Jakub Kowalczyk, wiceprezes oddziału Katolickiego Stowarzyszenia Młodzieży w Bielisze, zorganizował akcję „Szturm młodych na krwiodawstwo”.
Kuba w KSM jest od września 2017 roku. Jak przyznaje, stowarzyszenie zbliża go do Boga, ludzi i służenia ojczyźnie. Do zorganizowania akcji oddawania krwi zainspirowały go posty na Facebooku pod dyskusją na temat szturmu młodzieży chociażby na galerie handlowe.
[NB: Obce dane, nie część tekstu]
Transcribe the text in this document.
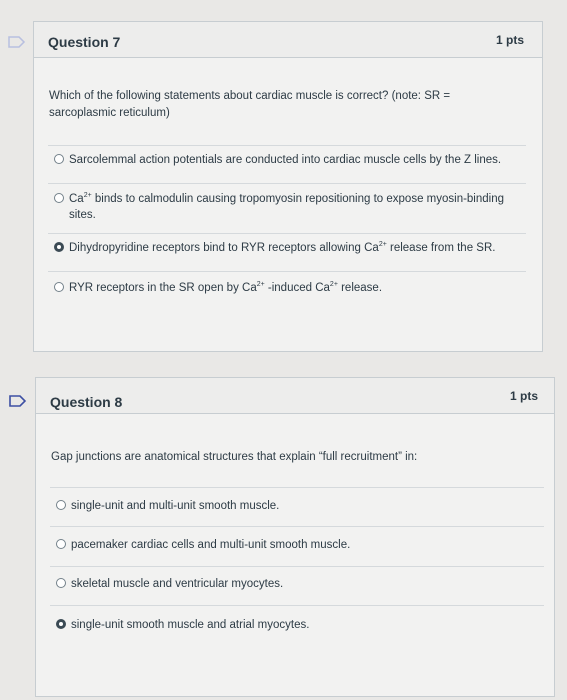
Question 7	1 pts
Which of the following statements about cardiac muscle is correct? (note: SR = sarcoplasmic reticulum)
Sarcolemmal action potentials are conducted into cardiac muscle cells by the Z lines.
$Ca^{2+}$ binds to calmodulin causing tropomyosin repositioning to expose myosin-binding sites.
Dihydropyridine receptors bind to RYR receptors allowing $Ca^{2+}$ release from the SR.
RYR receptors in the SR open by $Ca^{2+}$ -induced $Ca^{2+}$ release.
Question 8	1 pts
Gap junctions are anatomical structures that explain “full recruitment” in:
single-unit and multi-unit smooth muscle.
pacemaker cardiac cells and multi-unit smooth muscle.
skeletal muscle and ventricular myocytes.
single-unit smooth muscle and atrial myocytes.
– Ludzie pisali, że młodzi mogliby zrobić coś pożytecznego, np. oddać krew. Pomyślałem sobie, że to jest dobry pomysł. Utworzyłem wydarzenie na Facebooku. Zapraszałem młodych do oddawania krwi 22 października w Regionalnym Centrum Krwiodawstwa i Krwiolecznictwa w Radomiu przy ul. Limanowskie- go 42, ale też w innych miastach. Mam kilku znajomych z KSM, którzy zadeklarowali, że oddadzą krew w swoich miejscowościach – opowiada Jakub.
KSM-owicz zainicjował akcję, ponieważ chciał nieść dobro. – Stwierdziłem, że wykorzystując siłę młodzieży, która jest ogromna, można zrobić coś fajnego. Oddanie krwi tak naprawdę nic nas nie kosztuje. Trzeba tylko przyjść do Centrum Krwiodawstwa. To jest tylko kwestia dobrej woli, chęci i poświęcenia temu odrobiny czasu – tłumaczy. Razem z Kubą krew oddała Weronika Mucha z oddziału KSM na radomskiej Koziej Górze.
– Jestem pod wrażeniem tej inicjatywy. Od bardzo dawna myślałam, żeby oddawać krew. Wiem, że mam bardzo przydatną grupę: 0 Rh+. Chcę pomóc innym ludziom i dać cząstkę siebie. Może w ten sposób uratuję komuś życie – mówi. Jakub chce powtórzyć akcję za rok, tylko na większą skalę. – Krew jest bardzo ważna. Jest na wagę złota. Krwi brakuje. Nawet jeżeli odda ją kilka osób, to już będzie dobrze – mówi.